By tea-time he was clearly in his cups, manic and shouting. I was annoyed and confused: clearly something had gone wrong, so I pulled him in from the balcony, ordered black coffee from room service and told him to get into the shower and not leave until he was sober. With that, I threw myself down on his bed to wait and felt a lump under his pillow. It was a near-empty litre bottle of whisky, the obvious source of Doc’s increasing good humour.

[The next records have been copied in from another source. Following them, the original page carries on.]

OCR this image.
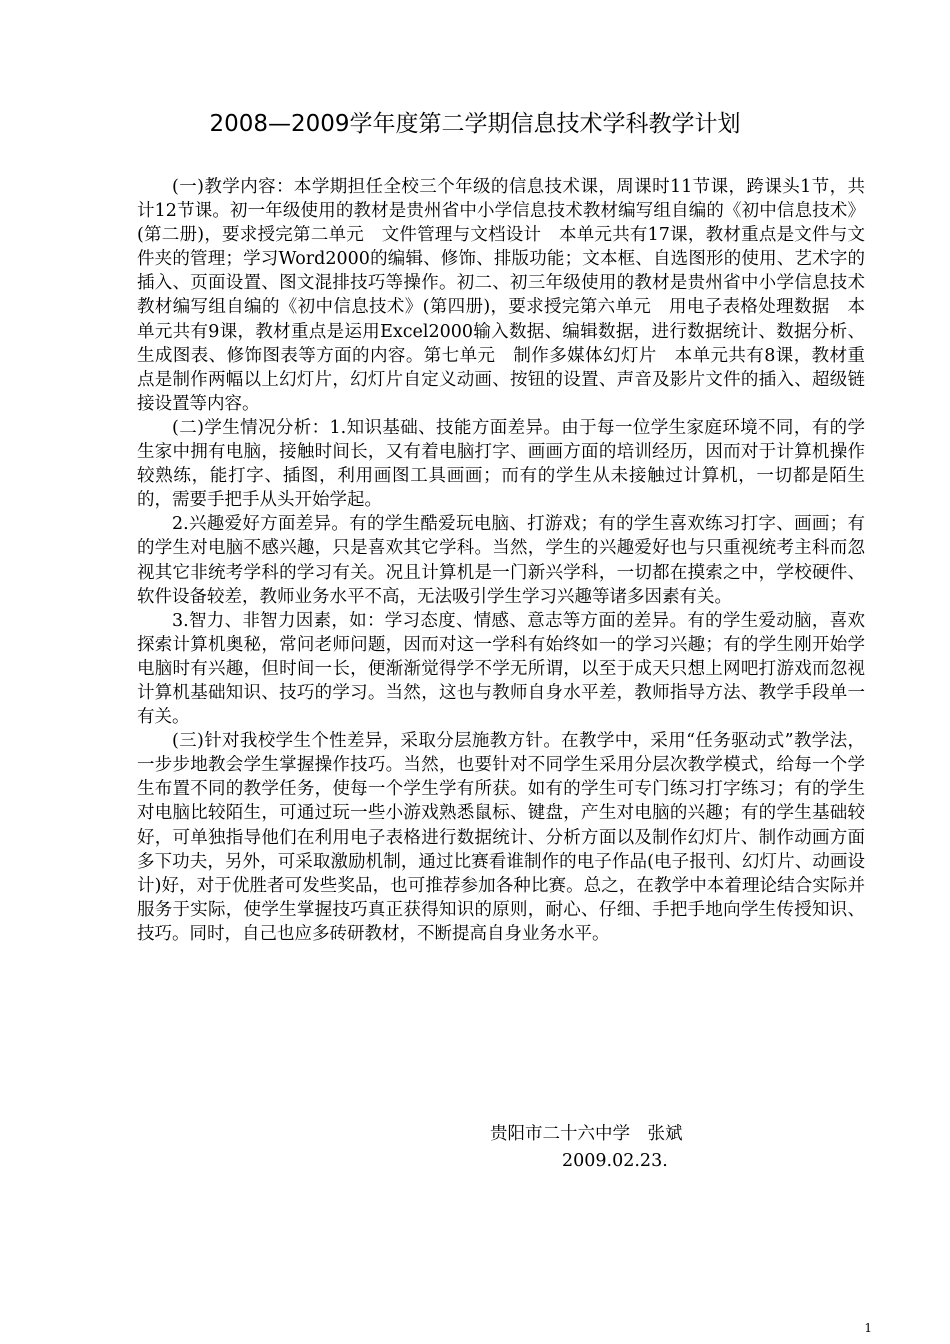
2008—2009学年度第二学期信息技术学科教学计划

(一)教学内容：本学期担任全校三个年级的信息技术课，周课时11节课，跨课头1节，共计12节课。初一年级使用的教材是贵州省中小学信息技术教材编写组自编的《初中信息技术》(第二册)，要求授完第二单元　文件管理与文档设计　本单元共有17课，教材重点是文件与文件夹的管理；学习Word2000的编辑、修饰、排版功能；文本框、自选图形的使用、艺术字的插入、页面设置、图文混排技巧等操作。初二、初三年级使用的教材是贵州省中小学信息技术教材编写组自编的《初中信息技术》(第四册)，要求授完第六单元　用电子表格处理数据　本单元共有9课，教材重点是运用Excel2000输入数据、编辑数据，进行数据统计、数据分析、生成图表、修饰图表等方面的内容。第七单元　制作多媒体幻灯片　本单元共有8课，教材重点是制作两幅以上幻灯片，幻灯片自定义动画、按钮的设置、声音及影片文件的插入、超级链接设置等内容。

(二)学生情况分析：1.知识基础、技能方面差异。由于每一位学生家庭环境不同，有的学生家中拥有电脑，接触时间长，又有着电脑打字、画画方面的培训经历，因而对于计算机操作较熟练，能打字、插图，利用画图工具画画；而有的学生从未接触过计算机，一切都是陌生的，需要手把手从头开始学起。

2.兴趣爱好方面差异。有的学生酷爱玩电脑、打游戏；有的学生喜欢练习打字、画画；有的学生对电脑不感兴趣，只是喜欢其它学科。当然，学生的兴趣爱好也与只重视统考主科而忽视其它非统考学科的学习有关。况且计算机是一门新兴学科，一切都在摸索之中，学校硬件、软件设备较差，教师业务水平不高，无法吸引学生学习兴趣等诸多因素有关。

3.智力、非智力因素，如：学习态度、情感、意志等方面的差异。有的学生爱动脑，喜欢探索计算机奥秘，常问老师问题，因而对这一学科有始终如一的学习兴趣；有的学生刚开始学电脑时有兴趣，但时间一长，便渐渐觉得学不学无所谓，以至于成天只想上网吧打游戏而忽视计算机基础知识、技巧的学习。当然，这也与教师自身水平差，教师指导方法、教学手段单一有关。

(三)针对我校学生个性差异，采取分层施教方针。在教学中，采用“任务驱动式”教学法，一步步地教会学生掌握操作技巧。当然，也要针对不同学生采用分层次教学模式，给每一个学生布置不同的教学任务，使每一个学生学有所获。如有的学生可专门练习打字练习；有的学生对电脑比较陌生，可通过玩一些小游戏熟悉鼠标、键盘，产生对电脑的兴趣；有的学生基础较好，可单独指导他们在利用电子表格进行数据统计、分析方面以及制作幻灯片、制作动画方面多下功夫，另外，可采取激励机制，通过比赛看谁制作的电子作品(电子报刊、幻灯片、动画设计)好，对于优胜者可发些奖品，也可推荐参加各种比赛。总之，在教学中本着理论结合实际并服务于实际，使学生掌握技巧真正获得知识的原则，耐心、仔细、手把手地向学生传授知识、技巧。同时，自己也应多砖研教材，不断提高自身业务水平。

贵阳市二十六中学　张斌
2009.02.23.
1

He didn’t seem bad when we got to the Casino, although he did insist on cheerily introducing himself to all he encountered. I explained to him how important it was to keep speech to a minimum and to concentrate on giving a great performance. I left him, with just one tot of whisky at hand, ready to go on stage, while I dashed up to the recording control room, situated high at the back of the theatre. When Festival Director Claude Nobs finished his introduction with, ‘And now, Monsieur le Docteur, Doctor Ross,’ and the place erupted in greeting Doc, I was ready to press Record and get under way. However, Doctor Ross was not. Clearly moved by his reception, he started at one side of the stage and worked his way round, shaking the hand of everyone in the front row of the massive theatre, all the time calling, ‘Yes, yes, yes, here’s the Doctor come to heal all your sickness!’ and ‘I can’t lose with the stuff I use!’.
Now the tape was 2-inch Ampex and I was running it at 15 inches per second to get the highest quality recording, and that tape was not cheap! ‘Record,’ I would call to the engineer, then a few minutes later, ‘Stop. Rewind’, every time the Doc looked as if he was going to start the set. I don’t know how many times we went back over the tape, but, from the safety back-up tape, I know that it was 22 minutes from Claude’s introduction to the start of the Doctor Ross performance. The second set, with Muddy Waters’ rhythm section, looked destined to descend into chaos, with the Doc now at his wildest, until guitarist Louis Myers took charge and ensured that we had a memorable set to record.